Soms is het maar moeilijk voor te stellen hoe sommige vreemde verhalen daadwerkelijk gebeurd zijn. Rob the Mob is daar een gepast voorbeeld van. Ieder normaal denkend mens zou het niet in z’n hoofd halen om overvallen op leden van de mafia uit te voeren, maar dat is precies wat Tommy Uva (Michael Pitt) als plan bedenkt om aan geld te komen. Dat doet hij samen met zijn vriendin Rosie (Nina Arianda).
De film speelt zich af begin jaren negentig, toen John Gotti voor de rechter moest verschijnen. Het idee krijgt Tommy wanneer hij diverse malen bij de zaak aanwezig is tussen het publiek en hij de adressen hoort van verschillende bekende plekken waar de leden van de maffia verzamelen (en ze geen wapens bij zich hebben). Voor een tijdje waren de overvallen groot nieuws in New York, omdat niemand zich kon voorstellen dat iemand het in z’n hoofd zou halen om zo’n gewaagde overval uit te voeren. De twee konden echter op sympathie rekenen aangezien ze werden gezien als een soort Robin Hood figuren die van de slechteriken stalen.

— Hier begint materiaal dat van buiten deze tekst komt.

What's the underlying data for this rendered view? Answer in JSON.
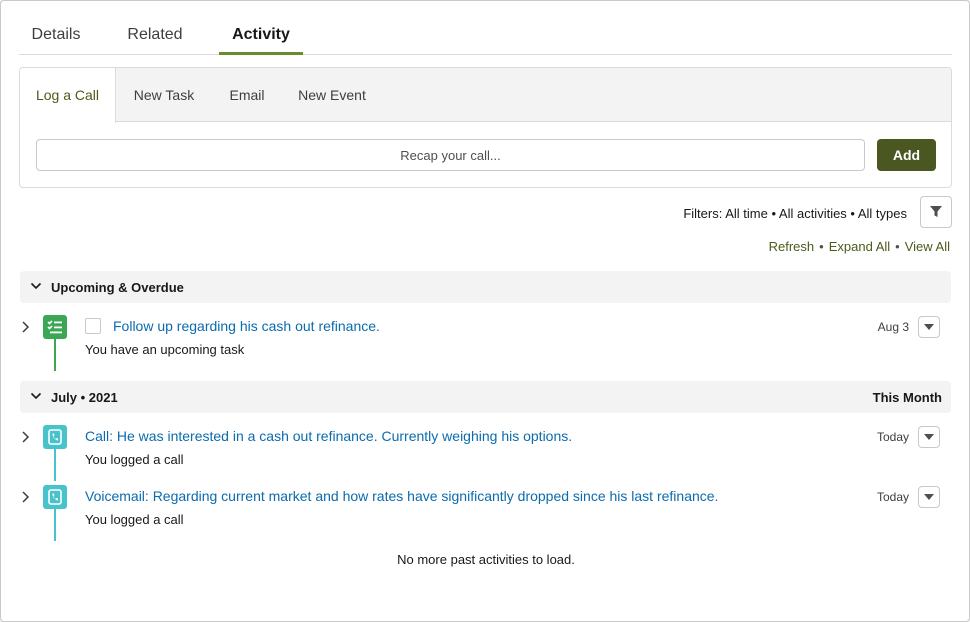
{
  "top_tabs": [
    "Details",
    "Related",
    "Activity"
  ],
  "composer": {
    "tabs": [
      "Log a Call",
      "New Task",
      "Email",
      "New Event"
    ],
    "input_placeholder": "Recap your call...",
    "add_label": "Add"
  },
  "filters": {
    "text": "Filters: All time • All activities • All types",
    "links": [
      "Refresh",
      "Expand All",
      "View All"
    ]
  },
  "sections": [
    {
      "title": "Upcoming & Overdue",
      "right": "",
      "items": [
        {
          "type": "task",
          "title": "Follow up regarding his cash out refinance.",
          "subtitle": "You have an upcoming task",
          "date": "Aug 3"
        }
      ]
    },
    {
      "title": "July • 2021",
      "right": "This Month",
      "items": [
        {
          "type": "call",
          "title": "Call: He was interested in a cash out refinance. Currently weighing his options.",
          "subtitle": "You logged a call",
          "date": "Today"
        },
        {
          "type": "call",
          "title": "Voicemail: Regarding current market and how rates have significantly dropped since his last refinance.",
          "subtitle": "You logged a call",
          "date": "Today"
        }
      ]
    }
  ],
  "footer": "No more past activities to load.",
  "colors": {
    "accent": "#6c8c2b",
    "add_button": "#4a5720",
    "link": "#0b6bad",
    "task_icon": "#3ba755",
    "call_icon": "#48c3cc"
  },
  "icons": [
    "filter-icon",
    "chevron-down-icon",
    "chevron-right-icon",
    "task-icon",
    "call-icon",
    "dropdown-icon"
  ]
}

Met z’n sterke New York vibe en onderwerp doet de film sterk denken aan iets wat Martin Scorcese zou kunnen maken. De film is onderhoudend, maar weet nergens het nivo van de meester te halen. Zowel Pitt als Arianda acteren overtuigend en hun relatie komt goed uit de verf. Andy Garcia heeft een kleine bijrol als, hoe kan het ook anders, maffiabaas, maar is nergens zo dreigend of straalt zoveel gezag uit als bijvoorbeeld Michael Corleone in The Godfather films. Dat komt mede omdat daar ook niet de focus van de film ligt. Het gaat vooral om Tommy en Rosie, hun drijfveren en tegelijkertijd hun drang om hun geniale plan met anderen te delen. Eén van die personen is een verslaggever, gespeeld door Ray Romano (die hier erg ingehouden acteert en daardoor overtuigt), die er voor zorgt dat de twee bekendheid krijgen, waardoor de mafia te kijk wordt gezet. Rob the Mob is geen meesterwerk, maar weet gedurende z’n 104 minuten voldoende te vermaken.